Teddy Wilson『And Then They Wrote..』 | kumac's Jazz

Teddy Wilson『And Then They Wrote..』

 テディ・ウイルソンが、ハードバップがまだ勢いを持っていた1959年に録音したピアノトリオ作品です。
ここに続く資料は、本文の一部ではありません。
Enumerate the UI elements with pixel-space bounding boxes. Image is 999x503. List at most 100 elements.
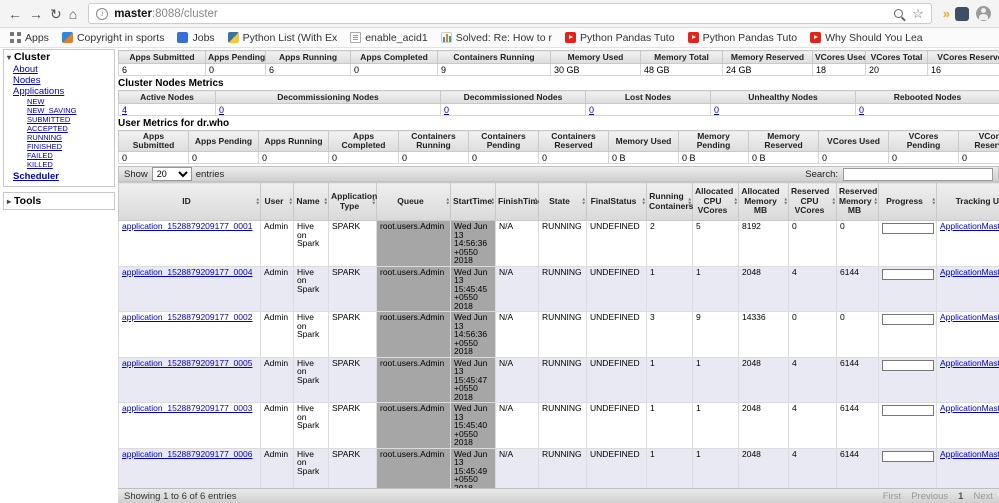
sidebar-item-new[interactable]: NEW — [27, 97, 111, 106]
sidebar-item-finished[interactable]: FINISHED — [27, 142, 111, 151]
profile-icon[interactable] — [976, 6, 991, 21]
col-header-state[interactable]: State ▴ ▾ — [538, 182, 587, 221]
page-button-1[interactable]: 1 — [958, 491, 963, 502]
tracking-ui-link[interactable]: ApplicationMaster — [940, 403, 999, 413]
bookmark-solved-re-how-to-r[interactable]: Solved: Re: How to r — [440, 32, 552, 44]
col-header-user[interactable]: User ▴ ▾ — [260, 182, 294, 221]
col-header-application-type[interactable]: Application Type ▴ ▾ — [328, 182, 377, 221]
sidebar-tools-header[interactable]: ▸ Tools — [3, 192, 115, 210]
sidebar-item-new-saving[interactable]: NEW_SAVING — [27, 106, 111, 115]
page-size-control: Show 20 entries — [124, 167, 224, 181]
sidebar-item-failed[interactable]: FAILED — [27, 151, 111, 160]
col-header-running-containers[interactable]: Running Containers ▴ ▾ — [646, 182, 693, 221]
application-id-link[interactable]: application_1528879209177_0002 — [122, 312, 252, 322]
metric-apps-completed: 0 — [350, 63, 438, 76]
cell-final-status: UNDEFINED — [586, 356, 647, 403]
cluster-nodes-metrics-title: Cluster Nodes Metrics — [118, 78, 224, 89]
col-header-vcores-pending: VCores Pending — [888, 130, 959, 152]
cell-running-containers: 1 — [646, 447, 693, 494]
home-icon[interactable]: ⌂ — [69, 7, 77, 21]
col-header-containers-running: Containers Running — [398, 130, 469, 152]
metric-link-decommissioned-nodes[interactable]: 0 — [444, 105, 449, 115]
cell-start-time: Wed Jun 13 15:45:40 +0550 2018 — [450, 402, 496, 449]
bookmark-copyright-in-sports[interactable]: Copyright in sports — [61, 32, 164, 44]
application-id-link[interactable]: application_1528879209177_0001 — [122, 221, 252, 231]
sidebar-item-submitted[interactable]: SUBMITTED — [27, 115, 111, 124]
col-header-tracking-ui[interactable]: Tracking UI▴▾ — [936, 182, 999, 221]
tracking-ui-link[interactable]: ApplicationMaster — [940, 358, 999, 368]
application-id-link[interactable]: application_1528879209177_0003 — [122, 403, 252, 413]
col-header-finalstatus[interactable]: FinalStatus ▴ ▾ — [586, 182, 647, 221]
bookmark-python-pandas-tuto[interactable]: Python Pandas Tuto — [687, 31, 798, 44]
page-button-next[interactable]: Next — [973, 491, 993, 502]
page-button-first[interactable]: First — [883, 491, 901, 502]
search-icon[interactable] — [894, 9, 904, 18]
col-header-progress[interactable]: Progress ▴ ▾ — [878, 182, 937, 221]
bookmark-enable-acid1[interactable]: enable_acid1 — [350, 32, 428, 44]
sidebar-item-nodes[interactable]: Nodes — [13, 75, 111, 86]
chevron-down-icon: ▾ — [7, 52, 12, 62]
site-info-icon[interactable]: i — [96, 7, 109, 20]
application-id-link[interactable]: application_1528879209177_0006 — [122, 449, 252, 459]
cell-allocated-cpu-vcores: 1 — [692, 356, 739, 403]
cell-reserved-cpu-vcores: 0 — [788, 220, 837, 267]
bookmark-jobs[interactable]: Jobs — [177, 32, 215, 44]
extension-icon[interactable] — [955, 6, 969, 21]
metric-link-lost-nodes[interactable]: 0 — [589, 105, 594, 115]
application-id-link[interactable]: application_1528879209177_0004 — [122, 267, 252, 277]
col-header-queue[interactable]: Queue ▴ ▾ — [376, 182, 451, 221]
bookmark-python-pandas-tuto[interactable]: Python Pandas Tuto — [564, 32, 675, 44]
tracking-ui-link[interactable]: ApplicationMaster — [940, 312, 999, 322]
col-header-allocated-memory-mb[interactable]: Allocated Memory MB ▴ ▾ — [738, 182, 789, 221]
bookmark-star-icon[interactable]: ☆ — [912, 7, 924, 20]
forward-icon[interactable]: → — [29, 7, 43, 21]
metric-containers-pending: 0 — [468, 151, 539, 164]
youtube-icon — [687, 32, 699, 43]
col-header-label: Allocated CPU VCores — [695, 186, 734, 216]
table-search-input[interactable] — [843, 167, 993, 181]
col-header-allocated-cpu-vcores[interactable]: Allocated CPU VCores ▴ ▾ — [692, 182, 739, 221]
col-header-apps-completed: Apps Completed — [350, 50, 438, 64]
tracking-ui-link[interactable]: ApplicationMaster — [940, 267, 999, 277]
user-metrics-title: User Metrics for dr.who — [118, 118, 230, 129]
refresh-icon[interactable]: ↻ — [50, 7, 62, 21]
sort-icon: ▴ ▾ — [784, 196, 787, 207]
cluster-metrics-table: Apps Submitted Apps Pending Apps Running Ap… — [118, 50, 999, 76]
col-header-name[interactable]: Name ▴ ▾ — [293, 182, 329, 221]
page-size-select[interactable]: 20 — [151, 167, 192, 181]
metric-link-active-nodes[interactable]: 4 — [122, 105, 127, 115]
sidebar-item-running[interactable]: RUNNING — [27, 133, 111, 142]
bookmark-apps[interactable]: Apps — [10, 32, 49, 44]
col-header-reserved-memory-mb[interactable]: Reserved Memory MB ▴ ▾ — [836, 182, 879, 221]
metric-link-unhealthy-nodes[interactable]: 0 — [714, 105, 719, 115]
sidebar-item-killed[interactable]: KILLED — [27, 160, 111, 169]
cell-state: RUNNING — [538, 356, 587, 403]
application-id-link[interactable]: application_1528879209177_0005 — [122, 358, 252, 368]
col-header-vcores-total: VCores Total — [865, 50, 928, 64]
cell-state: RUNNING — [538, 220, 587, 267]
sort-icon: ▴ ▾ — [688, 196, 691, 207]
sidebar-item-scheduler[interactable]: Scheduler — [13, 171, 111, 182]
col-header-starttime[interactable]: StartTime ▴ ▾ — [450, 182, 496, 221]
tracking-ui-link[interactable]: ApplicationMaster — [940, 449, 999, 459]
sidebar-cluster-header[interactable]: ▾ Cluster — [7, 51, 111, 63]
bookmarks-overflow-icon[interactable]: » — [943, 6, 950, 21]
bookmark-why-should-you-lea[interactable]: Why Should You Lea — [810, 32, 923, 44]
sidebar-item-about[interactable]: About — [13, 64, 111, 75]
cell-application-type: SPARK — [328, 356, 377, 403]
col-header-id[interactable]: ID ▴ ▾ — [118, 182, 261, 221]
col-header-finishtime[interactable]: FinishTime ▴ ▾ — [495, 182, 543, 221]
bookmark-label: Python Pandas Tuto — [702, 31, 798, 44]
sidebar-item-accepted[interactable]: ACCEPTED — [27, 124, 111, 133]
bookmark-python-list-with-ex[interactable]: Python List (With Ex — [227, 31, 338, 44]
bookmark-label: Python List (With Ex — [242, 31, 338, 44]
metric-link-decommissioning-nodes[interactable]: 0 — [219, 105, 224, 115]
metric-apps-pending: 0 — [205, 63, 266, 76]
metric-link-rebooted-nodes[interactable]: 0 — [859, 105, 864, 115]
back-icon[interactable]: ← — [8, 7, 22, 21]
sidebar-item-applications[interactable]: Applications — [13, 86, 111, 97]
address-bar[interactable]: i master:8088/cluster ☆ — [88, 3, 932, 24]
col-header-reserved-cpu-vcores[interactable]: Reserved CPU VCores ▴ ▾ — [788, 182, 837, 221]
tracking-ui-link[interactable]: ApplicationMaster — [940, 221, 999, 231]
page-button-previous[interactable]: Previous — [911, 491, 948, 502]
ジャズの流行とは一線を画した、とても穏やかなスイングスタイルの作品集です。

 

 副題が、Plays the Great Songs Composed by Great Jazz Pianists とクレジットされているように、納められている曲は、すべて過去の偉大なピアニストが作曲したスタンダードと言える作品です。

 

 その偉大なピアニストとは、

 

 ジェリー・ロール・モートン

 ジェームス・P・ジョンソン

 ファッツ・ウォーラー

 アール・ハインズ

 デューク・エリントン

 カウント・ベイシー

 セロニアス・モンク

 スタン・ケントン

 ジョージ・シアリング

 エロール・ガーナー

 ディブ・ブルーベック

 

 となります。

 

 kumac が生で演奏を聴いたことがあるのは、アール・ハインズのみ。さらに、これまで、記録された音源だけからでも、まともに聴いたことがあるのは、デューク・エリントン、セロニアス・モンクとディブ・ブルーベックぐらいです。

 

 ジャケットがいいですね。一曲ごとに、その作品名と作曲者であるピアニストの名前をまったく違ったアルファベットのフォントでデザインして載せています。この書体をすべて言い当てられる人はまずいないでしょうね。

 

 例えば、最初のジェリー・ロール・モートンの「King Porter Stomp」は、曲名がエングラバースシェードという銅版彫刻系活字で字の中にこまかい万筋がはいっている書体(大文字しかない)が使われています。そして、JELLY ROLL MORTON という名前は、同じ銅版彫刻系書体のエングラバースボールド(ちょっと縦長ですけれど)が使われ、同じ書体系で統一感を出しているのと、銅版彫刻系書体は、公式な行事で使われる書体なのでどこか気品が感じられます。

 

 後に筆記体から派生した小文字などを使わずに、正式な大文字のみの書体を使っていること、そして最初の曲であることから、如何にテディ・ウィルソンがジェリー・ロール・モートンに対して畏敬の念を持っているかが分かります。

 

 自分の曲と名前については、さりげなくサンセリフ系の細い線の書体を使っていることから、謙遜の意味が込められていると考えられます。

 

 文字のことを話してしまいましたが、そのように一曲一曲、丁寧に演奏されています。スイングスタイルの演奏ですが、指のタッチはとてもゆったりとして、一音一音に気持ちを込めた録音であることが感じられます。特に、際だった作品ではないとは思いますが、細部まで丁寧に作り上げられた作品であることは十分に伝わってくる、気品ある作品です。